Whatever the reason, some liberals have had enough. "I will not support Hillary Clinton for president," wrote Molly Ivins, the voice of conventional thinking on the left. "Enough. Enough triangulation, calculation and equivocation. Enough clever straddling, enough not offending anyone." The segment of Democrats who sanctified Cindy Sheehan can hardly countenance a presidential candidate who unapologetically voted for the war and positioned herself to the right of President Bush on foreign policy.
The New Republic offers perhaps an even more devastating critique of Clinton for Democratic pragmatists: She can't win. Marisa Katz dismantled the myth that Clinton can appeal to "red state" voters because she won in upstate New York. Turns out former Vice President Al Gore and Sen. John Kerry each did better in upstate New York than she did. And Gore, a Southerner, couldn't even win his home state of Tennessee. Meanwhile, a recent Gallup poll showed that 51 percent of Americans won't even consider voting for Clinton.

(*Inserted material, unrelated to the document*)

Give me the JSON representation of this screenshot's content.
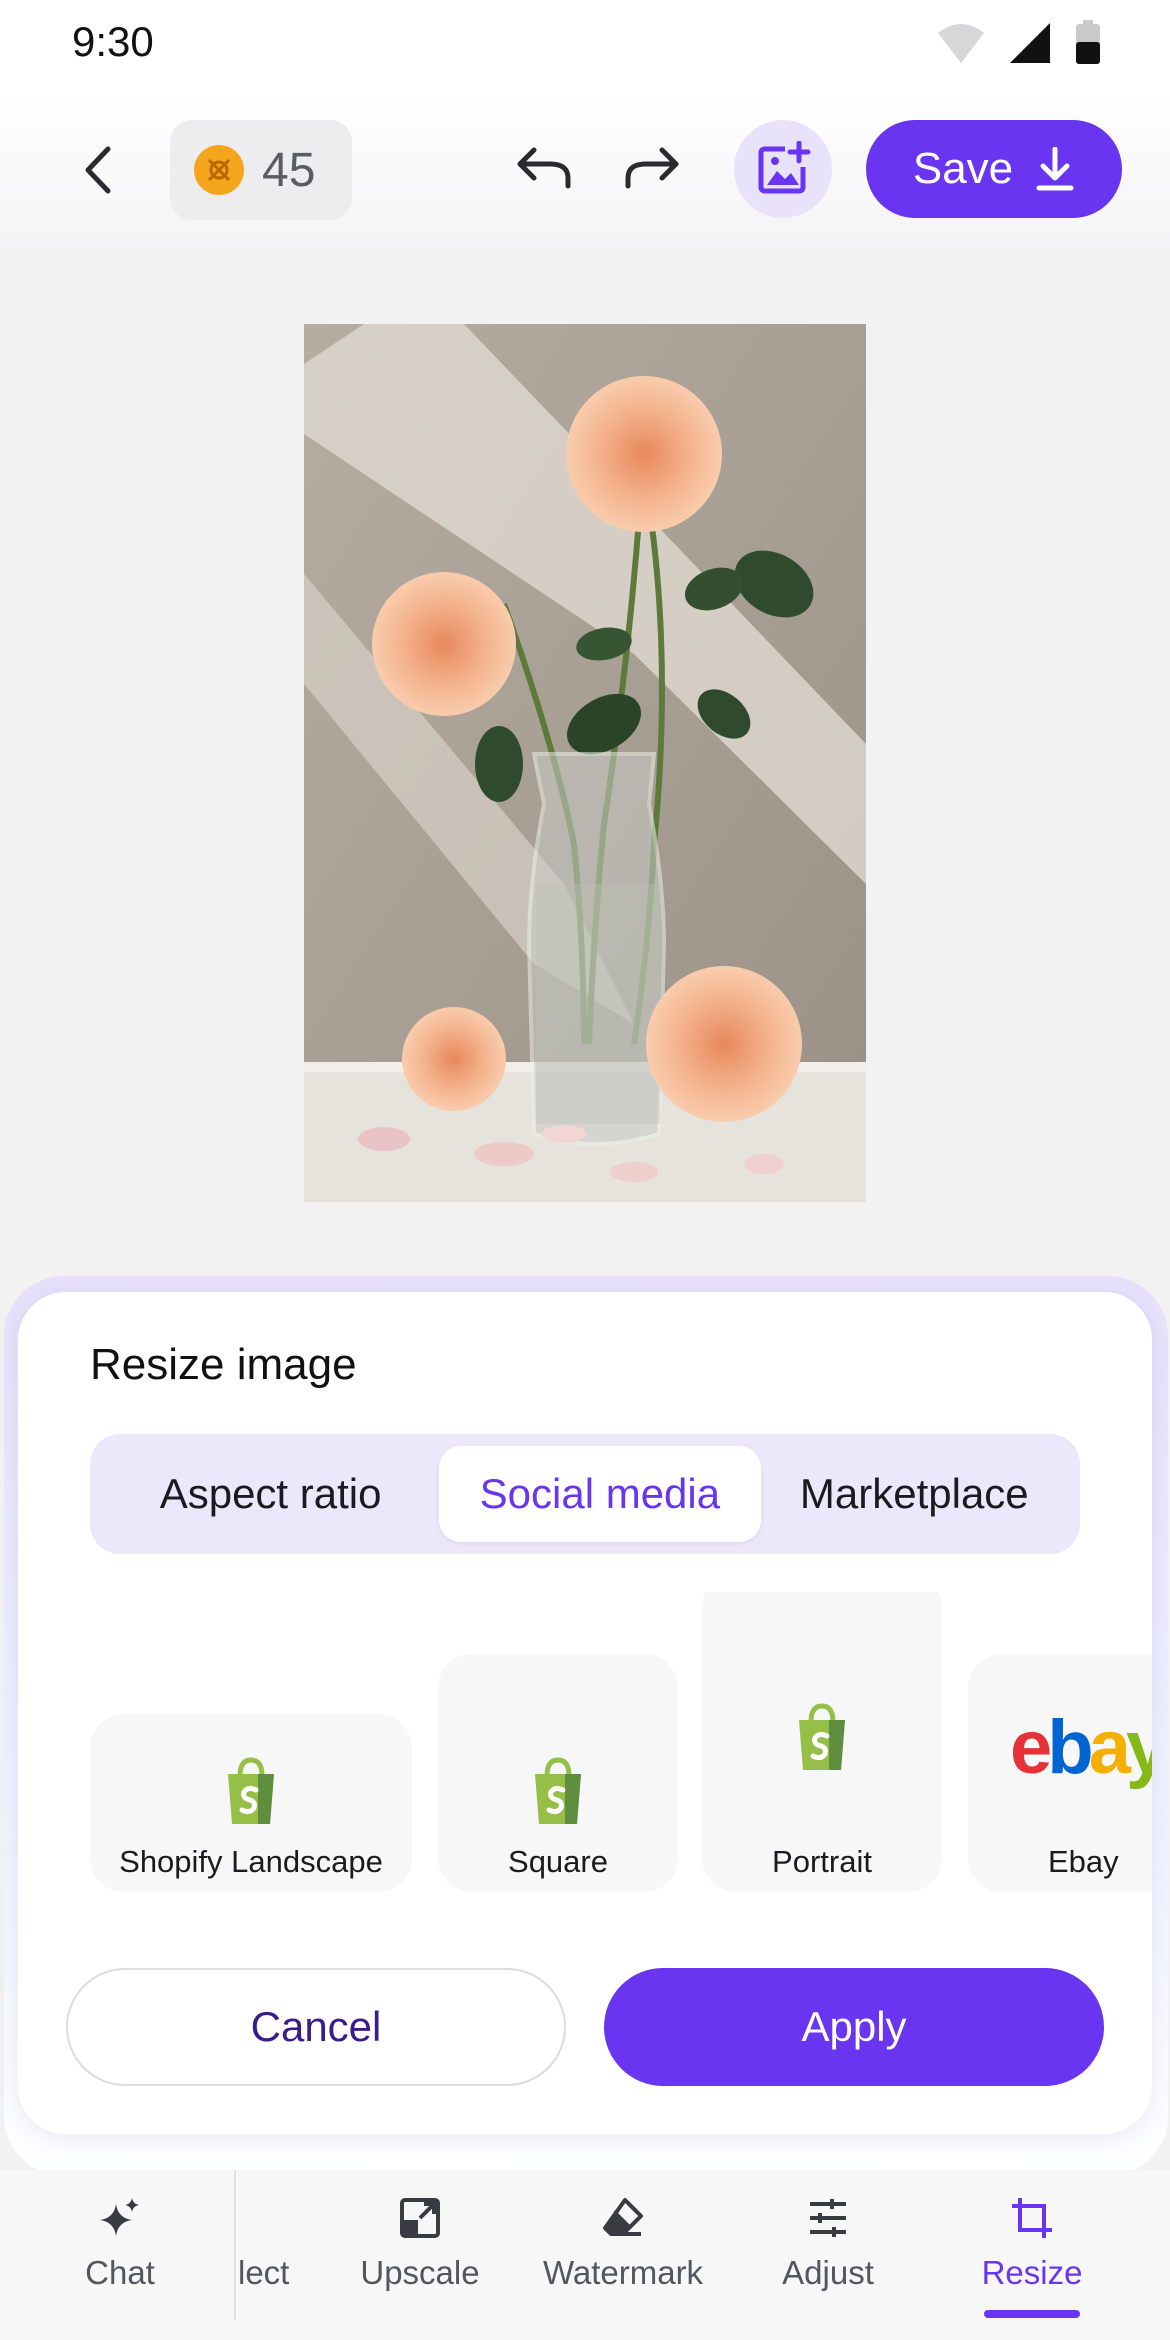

All of this could change. But there's a great irony here. Hillary Clinton's success over the last decade and a half has been in pretending to be her own woman while really playing one part or another for the benefit of the media, her husband or various feminist constituencies desperate for a role model to confirm all of their comfortable stereotypes.
That's why there's something oddly satisfying in the possibility that Clinton being herself is politically disastrous. And, if she's really just playing one more role according to some classically Clintonian political triangulation, there's something equally satisfying to the prospect that even her fans aren't falling for it anymore.